The drop in Chinese demand last year “freed up barrels to go elsewhere. And the U.S. became somewhat the destination of last resort,” Smith said. “And so we saw more Russian crude coming into the U.S. West Coast … It was opportunistic purchases.”
Those imports were already dropping by the time President Biden announced a ban on Russian imports, Smith said.
The West Coast refineries can handle more ANS if Alaska produces it, he said, but it wouldn’t replace Russian crude “because there’s nothing really to replace.”
So this argument that we should produce more North Slope crude to offset the Russian barrels? Smith said he’s sorry to ruin a plot line, but it doesn’t ring true.

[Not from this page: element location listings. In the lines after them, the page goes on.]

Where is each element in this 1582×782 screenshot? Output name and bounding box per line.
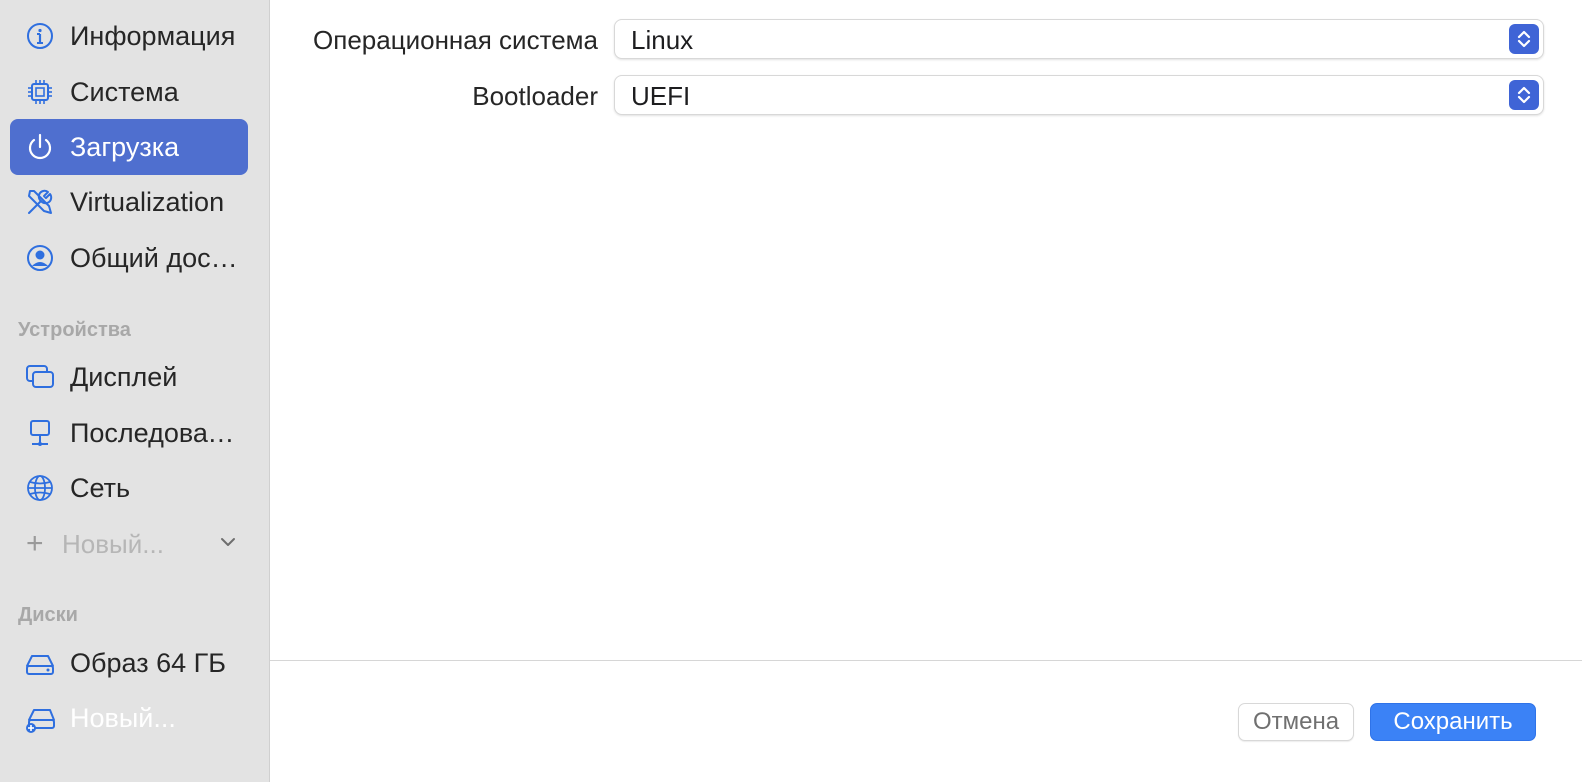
sidebar-item-label: Дисплей xyxy=(70,361,178,392)
new-device-button[interactable]: + Новый... xyxy=(26,524,246,564)
chevron-down-icon[interactable] xyxy=(218,532,238,557)
drive-add-icon xyxy=(24,701,58,735)
sidebar-item-network[interactable]: Сеть xyxy=(10,460,248,516)
save-button[interactable]: Сохранить xyxy=(1370,703,1536,741)
bootloader-select-value: UEFI xyxy=(631,81,691,111)
sidebar-item-display[interactable]: Дисплей xyxy=(10,349,248,405)
serial-icon xyxy=(24,416,58,450)
drive-icon xyxy=(24,646,58,680)
bootloader-select[interactable]: UEFI xyxy=(614,75,1544,115)
plus-icon: + xyxy=(26,527,44,560)
sidebar-item-serial[interactable]: Последовательный порт xyxy=(10,405,248,461)
os-label: Операционная система xyxy=(313,25,598,55)
wrench-screwdriver-icon xyxy=(24,185,58,219)
sidebar-item-label: Загрузка xyxy=(70,131,180,162)
os-select[interactable]: Linux xyxy=(614,19,1544,59)
sidebar-item-virtualization[interactable]: Virtualization xyxy=(10,174,248,230)
sidebar-item-boot[interactable]: Загрузка xyxy=(10,119,248,175)
info-icon xyxy=(24,19,58,53)
display-icon xyxy=(24,360,58,394)
sidebar-item-label: Virtualization xyxy=(70,186,225,217)
devices-section-header: Устройства xyxy=(18,319,131,341)
sidebar-item-info[interactable]: Информация xyxy=(10,8,248,64)
os-row: Операционная система Linux xyxy=(270,19,1560,63)
cancel-button[interactable]: Отмена xyxy=(1238,703,1354,741)
sidebar-item-new-disk[interactable]: Новый... xyxy=(10,690,248,746)
sidebar-item-label: Общий доступ xyxy=(70,242,240,273)
disks-section-header: Диски xyxy=(18,604,78,626)
os-select-value: Linux xyxy=(631,25,694,55)
footer-divider xyxy=(270,660,1582,661)
select-stepper-icon xyxy=(1509,80,1539,110)
sidebar-item-label: Образ 64 ГБ xyxy=(70,647,226,678)
sidebar-item-system[interactable]: Система xyxy=(10,64,248,120)
sidebar-item-label: Сеть xyxy=(70,472,131,503)
globe-icon xyxy=(24,471,58,505)
bootloader-row: Bootloader UEFI xyxy=(270,75,1560,119)
power-icon xyxy=(24,130,58,164)
person-circle-icon xyxy=(24,241,58,275)
select-stepper-icon xyxy=(1509,24,1539,54)
new-device-label: Новый... xyxy=(62,528,164,559)
sidebar-item-sharing[interactable]: Общий доступ xyxy=(10,230,248,286)
sidebar-item-label: Информация xyxy=(70,20,236,51)
sidebar: Информация Система Загрузка Virtualizati… xyxy=(0,0,270,782)
bootloader-label: Bootloader xyxy=(472,81,598,111)
sidebar-item-disk-image[interactable]: Образ 64 ГБ xyxy=(10,635,248,691)
sidebar-item-label: Новый... xyxy=(70,702,176,733)
cpu-icon xyxy=(24,75,58,109)
sidebar-item-label: Система xyxy=(70,76,179,107)
sidebar-item-label: Последовательный порт xyxy=(70,417,240,448)
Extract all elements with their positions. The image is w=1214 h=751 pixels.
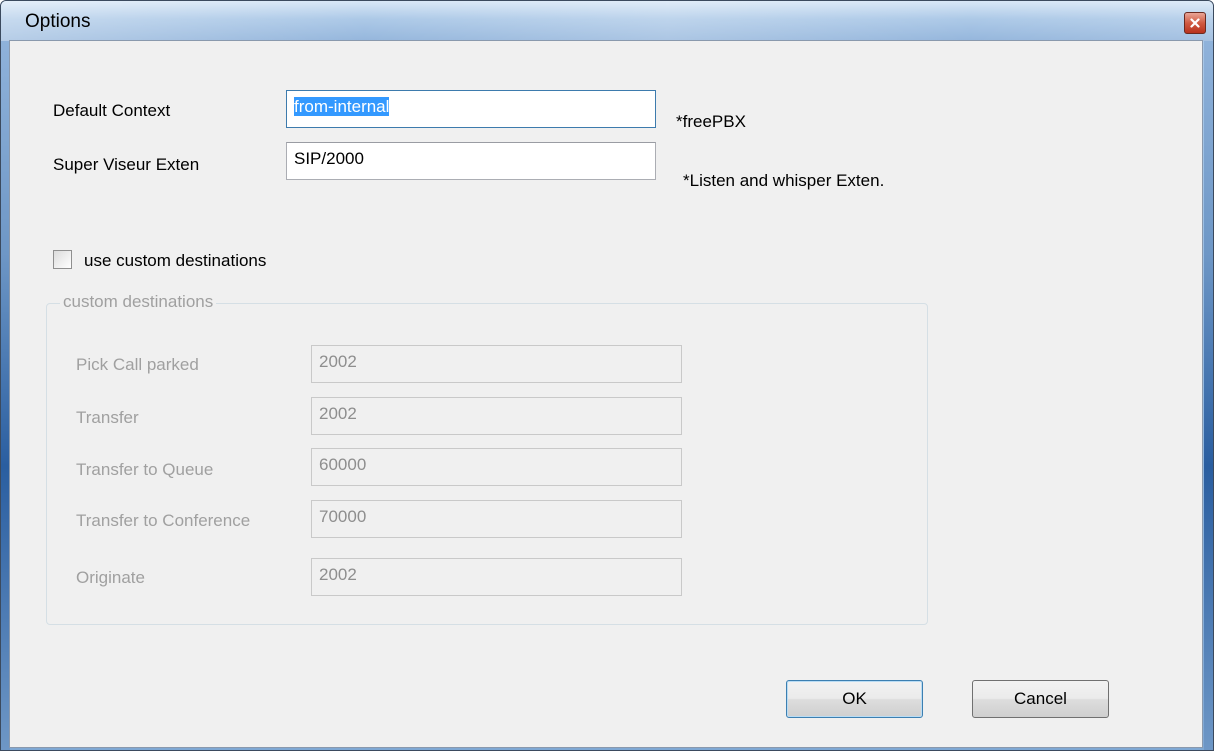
pick-call-parked-label: Pick Call parked: [76, 355, 199, 374]
default-context-note: *freePBX: [676, 112, 746, 131]
pick-call-parked-value: 2002: [319, 352, 357, 371]
originate-label: Originate: [76, 568, 145, 587]
default-context-value: from-internal: [294, 97, 390, 116]
cancel-button[interactable]: Cancel: [972, 680, 1109, 718]
originate-value: 2002: [319, 565, 357, 584]
super-viseur-exten-value: SIP/2000: [294, 149, 364, 168]
transfer-value: 2002: [319, 404, 357, 423]
window-frame-right: [1204, 41, 1213, 750]
super-viseur-exten-note: *Listen and whisper Exten.: [683, 171, 885, 190]
pick-call-parked-input[interactable]: 2002: [311, 345, 682, 383]
window-title: Options: [25, 11, 91, 32]
title-bar[interactable]: Options: [1, 1, 1213, 41]
transfer-to-queue-input[interactable]: 60000: [311, 448, 682, 486]
ok-button[interactable]: OK: [786, 680, 923, 718]
use-custom-destinations-checkbox[interactable]: [53, 250, 72, 269]
default-context-label: Default Context: [53, 101, 171, 120]
transfer-to-queue-label: Transfer to Queue: [76, 460, 214, 479]
transfer-to-conference-input[interactable]: 70000: [311, 500, 682, 538]
close-button[interactable]: [1184, 12, 1206, 34]
super-viseur-exten-label: Super Viseur Exten: [53, 155, 200, 174]
super-viseur-exten-input[interactable]: SIP/2000: [286, 142, 656, 180]
transfer-input[interactable]: 2002: [311, 397, 682, 435]
custom-destinations-legend: custom destinations: [60, 292, 217, 312]
transfer-to-conference-label: Transfer to Conference: [76, 511, 251, 530]
default-context-input[interactable]: from-internal: [286, 90, 656, 128]
transfer-to-conference-value: 70000: [319, 507, 367, 526]
transfer-label: Transfer: [76, 408, 139, 427]
transfer-to-queue-value: 60000: [319, 455, 367, 474]
use-custom-destinations-label[interactable]: use custom destinations: [84, 251, 266, 271]
originate-input[interactable]: 2002: [311, 558, 682, 596]
close-icon: [1190, 18, 1200, 28]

“I’ve just debunked it,” he said.
• The third factor is time.
It takes years to develop projects on the North Slope.
Sen. Dan Sullivan is among those saying this is a long game. We’re in “a new era of authoritarian aggression,” he said.
We’ll still be trying to keep aggressive foreign dictators in check years from now and we shouldn’t empower them by buying their oil, the argument goes, so in the long run we’ll need more oil from Alaska.
But in the long run, the U.S. and the rest of the world are supposed to cut back on hydrocarbons, to keep climate change in check. The idea of producing more oil to make up for other oil will face strong political opposition from climate activists and environmentalist groups, and they are especially keen to prevent development in Alaska’s Arctic.